All of these proposals can be implemented without need for an additional tax increase:
1. Siting new childcare facilities
Begin a program to identify opportunities to create new spaces to house licensed child care facilities, including potentially retrofitting and remodeling existing community centers to add such spaces. This will help to alleviate the significant space/capacity issues currently faced by Seattle Public Schools (which is being forced to push out child care services previously housed in some elementary schools). The initial six-year plan for the Seattle Park District ends in 2020. Without increasing the tax rate, we can reprioritize spending priorities to begin equipping and remodeling community center space to make it available for child care and quality preschool uses, as well as identifying additional funds for this purpose.
2. Expand the City’s Child Care Assistance program
The City of Seattle has an existing child care assistance program for working and middle income families. By increasing the program’s sliding scale funding and eligibility thresholds we can provide more families with subsidies to pay for child care costs. Right now, Seattle provides child care vouchers on a sliding scale based on income. A family of four making up to $6100 a month in gross income can get 25 percent of their child care costs subsidized by the City.

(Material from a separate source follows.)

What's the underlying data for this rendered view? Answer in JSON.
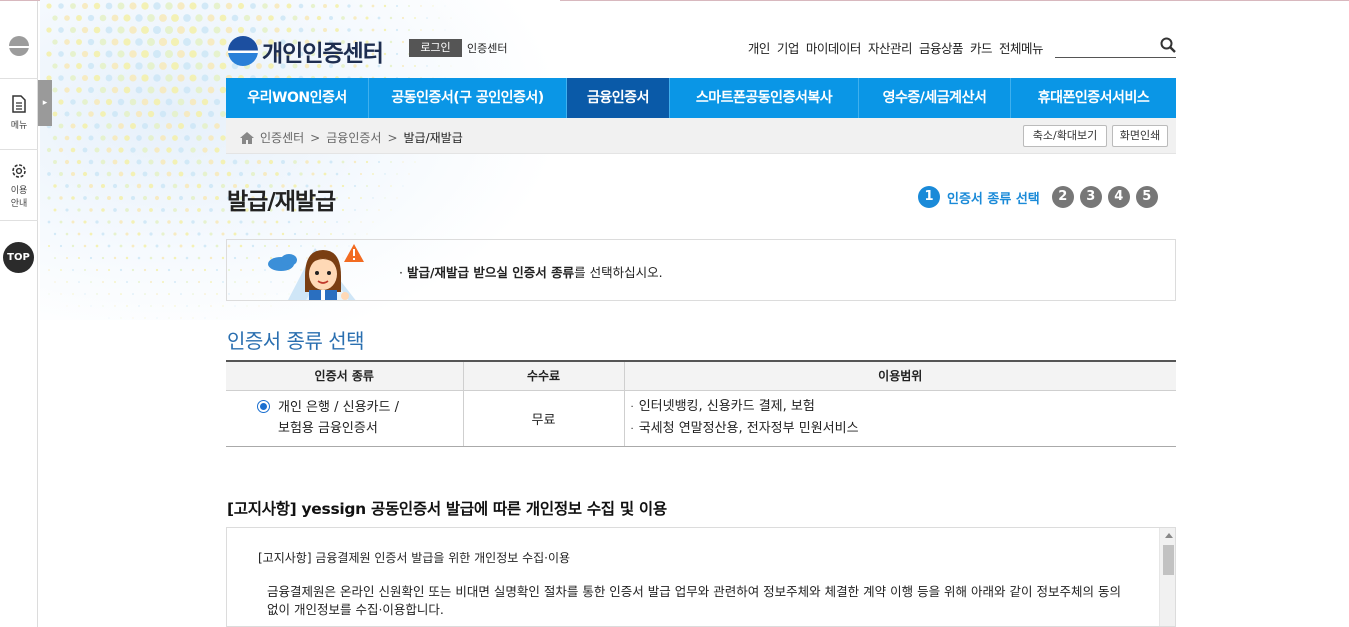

If we repurpose $1 million of existing general fund revenues that would allow us to provide nearly 400 more families a 20 percent ($215 monthly) subsidy for child care (based on a $13,000 annual cost for child care). This effort could be expanded further if we identify additional available existing revenue.
3. Prioritize in the City’s Olympia legislative agenda an expansion of the property tax homestead exemption for low-income seniors
Currently, seniors earning $40,000 annually or less can qualify for reduced property taxes. We will work to raise that threshold so more Seattle seniors—who are facing the crunch of rising home values and increased property taxes (which will only get worse after the McCleary plan passed by the legislature kicks in)—qualify for the exemption and will be able to afford to remain in their homes. This will take bipartisan support in Olympia but the legislature has done it before and we believe there is a strong case to be made give the McCleary resolution.
4. Work to sign up more eligible seniors for the property tax homestead exemption program and for the utility discount program
Many seniors who currently qualify are unaware of the exemption and therefore do not take advantage of it. Currently, 1500 seniors are enrolled in both—Mayor Murray committed to doubling that number by 2018, and we will follow through on that commitment. Plus, we will go further, by creating a single stop online portal to make it simple and easy for seniors to enroll in all City benefit programs and we will work on consolidating and simplifying the application process as well.
5. Develop a transportation pilot program for lower income and vulnerable seniors
We can work with transit agencies, non-profits, taxi companies, and car and ride share services to offer subsidized rides for seniors needing to get to and from doctors appointments, the grocery store, or to visit public facilities like libraries or senior centers.